While the county is trying to negotiate a deal on some real estate to build Station 7 anew in a better location, Davis said he thinks the housing section of the station can be demolished and the modular housing set up on its footprint, where the utilities and wiring for the communications system are already nearby. The bay area where the vehicles and equipment are kept, Davis said, looks to him like it could remain operable and work in tandem with the modular sleeping quarters while the new station is under construction.

“I want to be able to say, okay, we’re going to put this unit right here. It seems to me that there’s enough space there to do it,” Davis said.

Davis said Monday after his trip to Station 7 that he hopes his fellow commissioners will support an emergency add-on item on Tuesday’s agenda to talk about the fire stations and temporary housing plans.
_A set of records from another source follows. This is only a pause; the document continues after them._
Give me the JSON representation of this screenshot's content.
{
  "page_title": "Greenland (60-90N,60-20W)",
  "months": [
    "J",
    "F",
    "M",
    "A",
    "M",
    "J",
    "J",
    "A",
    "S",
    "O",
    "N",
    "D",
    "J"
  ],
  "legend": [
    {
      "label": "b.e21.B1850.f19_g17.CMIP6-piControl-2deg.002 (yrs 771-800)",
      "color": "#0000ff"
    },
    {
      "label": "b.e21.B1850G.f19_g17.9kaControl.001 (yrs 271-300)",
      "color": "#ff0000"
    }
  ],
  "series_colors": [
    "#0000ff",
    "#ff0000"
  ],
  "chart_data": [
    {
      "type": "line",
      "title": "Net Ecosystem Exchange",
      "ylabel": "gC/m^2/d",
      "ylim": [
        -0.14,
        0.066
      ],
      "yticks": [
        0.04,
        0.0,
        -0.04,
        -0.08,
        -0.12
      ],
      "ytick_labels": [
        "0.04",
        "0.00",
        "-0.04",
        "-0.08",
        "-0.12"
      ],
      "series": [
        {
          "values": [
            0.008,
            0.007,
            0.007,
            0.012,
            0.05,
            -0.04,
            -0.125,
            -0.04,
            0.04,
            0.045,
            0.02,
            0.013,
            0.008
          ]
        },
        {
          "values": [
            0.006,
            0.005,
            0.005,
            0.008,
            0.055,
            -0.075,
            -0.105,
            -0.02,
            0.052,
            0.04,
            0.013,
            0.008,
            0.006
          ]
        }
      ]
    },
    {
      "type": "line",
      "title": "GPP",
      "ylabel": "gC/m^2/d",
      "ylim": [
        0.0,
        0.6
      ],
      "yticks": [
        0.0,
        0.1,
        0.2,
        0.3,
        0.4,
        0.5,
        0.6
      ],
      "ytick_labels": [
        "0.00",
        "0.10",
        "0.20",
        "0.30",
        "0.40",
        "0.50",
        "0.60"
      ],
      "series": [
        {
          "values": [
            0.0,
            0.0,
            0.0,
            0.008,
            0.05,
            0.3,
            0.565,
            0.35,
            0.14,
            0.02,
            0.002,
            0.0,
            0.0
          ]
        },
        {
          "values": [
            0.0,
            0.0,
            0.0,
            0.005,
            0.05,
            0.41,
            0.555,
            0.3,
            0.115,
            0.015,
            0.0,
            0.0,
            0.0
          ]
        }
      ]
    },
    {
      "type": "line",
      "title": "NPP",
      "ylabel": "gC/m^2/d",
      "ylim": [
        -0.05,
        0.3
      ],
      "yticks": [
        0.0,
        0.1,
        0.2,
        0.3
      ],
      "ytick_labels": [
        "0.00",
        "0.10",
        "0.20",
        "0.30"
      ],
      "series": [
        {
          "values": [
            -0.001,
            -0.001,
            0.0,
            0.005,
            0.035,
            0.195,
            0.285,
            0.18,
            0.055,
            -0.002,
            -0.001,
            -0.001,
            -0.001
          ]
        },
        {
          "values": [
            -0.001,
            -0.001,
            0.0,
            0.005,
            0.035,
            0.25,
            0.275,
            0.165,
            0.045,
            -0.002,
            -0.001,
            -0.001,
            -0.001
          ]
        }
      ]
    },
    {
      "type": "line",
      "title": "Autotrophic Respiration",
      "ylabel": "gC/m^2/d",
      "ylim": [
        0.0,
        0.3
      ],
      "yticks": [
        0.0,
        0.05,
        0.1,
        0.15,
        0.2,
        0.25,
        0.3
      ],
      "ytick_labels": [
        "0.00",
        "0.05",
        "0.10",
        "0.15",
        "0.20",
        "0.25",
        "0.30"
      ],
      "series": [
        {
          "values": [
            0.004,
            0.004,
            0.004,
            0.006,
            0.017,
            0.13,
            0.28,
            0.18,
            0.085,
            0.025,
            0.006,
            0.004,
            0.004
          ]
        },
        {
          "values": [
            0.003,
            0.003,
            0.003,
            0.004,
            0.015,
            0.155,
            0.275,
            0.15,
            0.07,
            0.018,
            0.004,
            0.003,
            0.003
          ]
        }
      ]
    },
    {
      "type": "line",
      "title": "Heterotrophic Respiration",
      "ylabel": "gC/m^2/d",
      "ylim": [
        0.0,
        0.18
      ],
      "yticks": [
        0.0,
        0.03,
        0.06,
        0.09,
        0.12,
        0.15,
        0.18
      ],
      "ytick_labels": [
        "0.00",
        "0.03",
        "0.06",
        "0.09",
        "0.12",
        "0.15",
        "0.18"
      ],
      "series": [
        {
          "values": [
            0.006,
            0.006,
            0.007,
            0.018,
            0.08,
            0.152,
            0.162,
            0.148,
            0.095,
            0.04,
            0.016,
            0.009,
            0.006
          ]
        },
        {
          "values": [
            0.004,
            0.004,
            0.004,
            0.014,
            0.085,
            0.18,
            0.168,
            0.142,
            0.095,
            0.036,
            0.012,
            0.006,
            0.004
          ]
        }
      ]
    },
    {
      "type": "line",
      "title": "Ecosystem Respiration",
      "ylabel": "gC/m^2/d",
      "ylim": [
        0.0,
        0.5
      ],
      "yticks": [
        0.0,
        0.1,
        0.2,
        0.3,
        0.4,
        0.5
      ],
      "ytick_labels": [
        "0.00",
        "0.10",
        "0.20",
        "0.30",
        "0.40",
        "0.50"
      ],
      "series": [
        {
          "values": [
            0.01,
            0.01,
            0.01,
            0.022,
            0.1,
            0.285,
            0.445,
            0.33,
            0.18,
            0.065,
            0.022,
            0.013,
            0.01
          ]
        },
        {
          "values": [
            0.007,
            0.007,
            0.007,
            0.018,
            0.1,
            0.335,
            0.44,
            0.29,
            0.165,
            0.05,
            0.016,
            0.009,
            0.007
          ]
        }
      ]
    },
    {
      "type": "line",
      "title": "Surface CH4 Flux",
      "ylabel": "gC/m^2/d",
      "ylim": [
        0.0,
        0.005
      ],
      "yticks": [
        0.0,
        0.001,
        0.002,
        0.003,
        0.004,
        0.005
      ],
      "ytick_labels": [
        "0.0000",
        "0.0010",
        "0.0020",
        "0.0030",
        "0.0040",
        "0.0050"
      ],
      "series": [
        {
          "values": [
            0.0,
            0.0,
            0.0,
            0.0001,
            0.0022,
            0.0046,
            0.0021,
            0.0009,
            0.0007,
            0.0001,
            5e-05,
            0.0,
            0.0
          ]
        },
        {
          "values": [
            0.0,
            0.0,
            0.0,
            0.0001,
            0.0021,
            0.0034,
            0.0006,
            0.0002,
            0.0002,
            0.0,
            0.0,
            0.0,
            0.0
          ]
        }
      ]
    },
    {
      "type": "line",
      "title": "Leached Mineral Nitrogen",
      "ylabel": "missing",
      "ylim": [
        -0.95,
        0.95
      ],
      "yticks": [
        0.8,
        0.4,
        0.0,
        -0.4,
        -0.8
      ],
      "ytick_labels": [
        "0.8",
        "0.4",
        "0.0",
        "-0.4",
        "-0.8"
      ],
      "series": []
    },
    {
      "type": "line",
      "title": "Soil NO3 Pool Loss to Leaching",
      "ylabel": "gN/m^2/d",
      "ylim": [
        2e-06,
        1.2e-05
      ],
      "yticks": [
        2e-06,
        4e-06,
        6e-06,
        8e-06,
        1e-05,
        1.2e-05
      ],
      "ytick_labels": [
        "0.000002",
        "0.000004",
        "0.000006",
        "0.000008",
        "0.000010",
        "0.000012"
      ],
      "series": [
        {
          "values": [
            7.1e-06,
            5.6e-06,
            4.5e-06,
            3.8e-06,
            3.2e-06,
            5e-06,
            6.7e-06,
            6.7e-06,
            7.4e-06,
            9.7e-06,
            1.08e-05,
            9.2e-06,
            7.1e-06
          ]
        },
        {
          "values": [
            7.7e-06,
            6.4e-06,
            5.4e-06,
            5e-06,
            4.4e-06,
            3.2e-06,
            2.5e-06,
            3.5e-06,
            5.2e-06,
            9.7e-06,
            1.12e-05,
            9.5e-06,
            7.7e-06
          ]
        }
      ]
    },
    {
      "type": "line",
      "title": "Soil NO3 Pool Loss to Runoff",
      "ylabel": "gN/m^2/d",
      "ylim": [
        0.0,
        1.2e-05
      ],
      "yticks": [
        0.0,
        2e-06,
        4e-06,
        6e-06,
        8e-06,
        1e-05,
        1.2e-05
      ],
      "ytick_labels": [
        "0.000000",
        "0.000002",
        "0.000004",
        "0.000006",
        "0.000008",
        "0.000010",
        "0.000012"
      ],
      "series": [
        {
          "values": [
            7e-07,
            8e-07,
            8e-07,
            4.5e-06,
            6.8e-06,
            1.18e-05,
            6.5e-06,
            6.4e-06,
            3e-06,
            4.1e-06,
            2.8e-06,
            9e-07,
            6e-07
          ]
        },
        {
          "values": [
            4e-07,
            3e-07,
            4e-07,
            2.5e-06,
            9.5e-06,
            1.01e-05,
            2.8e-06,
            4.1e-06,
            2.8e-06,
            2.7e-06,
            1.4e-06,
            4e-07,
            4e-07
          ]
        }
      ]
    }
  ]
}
“Show me some action,” he said, expressing his growing frustration with the glacial speed that any real movement has taken place on the fire station issue. “In the event that the staff says we can’t tear down the living quarters and put the modular there in that same spot, I want them to tell me why we can’t do it.”

With regard to the length of time it’s taking to actually get the modular buildings delivered, Davis said he asked Emergency Services Director John King about that and it was explained to him that the trailers need to be custom built to specifications which are disability compliant and built to withstand wind speeds of up to 150 miles per hour.

“It’s not like your typical double-wide that somebody might have sitting on their lot,” he said.

The staff recommended that firefighters at Orchid Island Station 11 and Fellsmere Station 10 would shelter in place while repairs were being done, and that work has been ongoing.

Commissioner Tim Zorc has also been working to de-escalate some of the most contentious issues with the firefighter union, including an order that came down from King during the labor impasse restricting the hours that fire-medics held over for mandatory 48-hour shifts are permitted to sleep after being called out in the middle of the night.

Zorc met twice with firefighter O’Connor at the county offices — on Friday and again on Monday — to discuss some possible solutions that could begin to rebuild trust and goodwill with the first responders. County Attorney Dylan Reingold reportedly attended Zorc’s meeting with O’Connor on Monday. Zorc, like Davis, is expected to ask for an emergency addition on Tuesday’s agenda to discuss pressing issues.

The Board of County Commissioners meets at 9 a.m. Tuesday in Commission Chambers in Building A of the Indian River County Administration Complex. Meetings are televised on Channel 27 and live streamed via the internet at www.ircgov.com.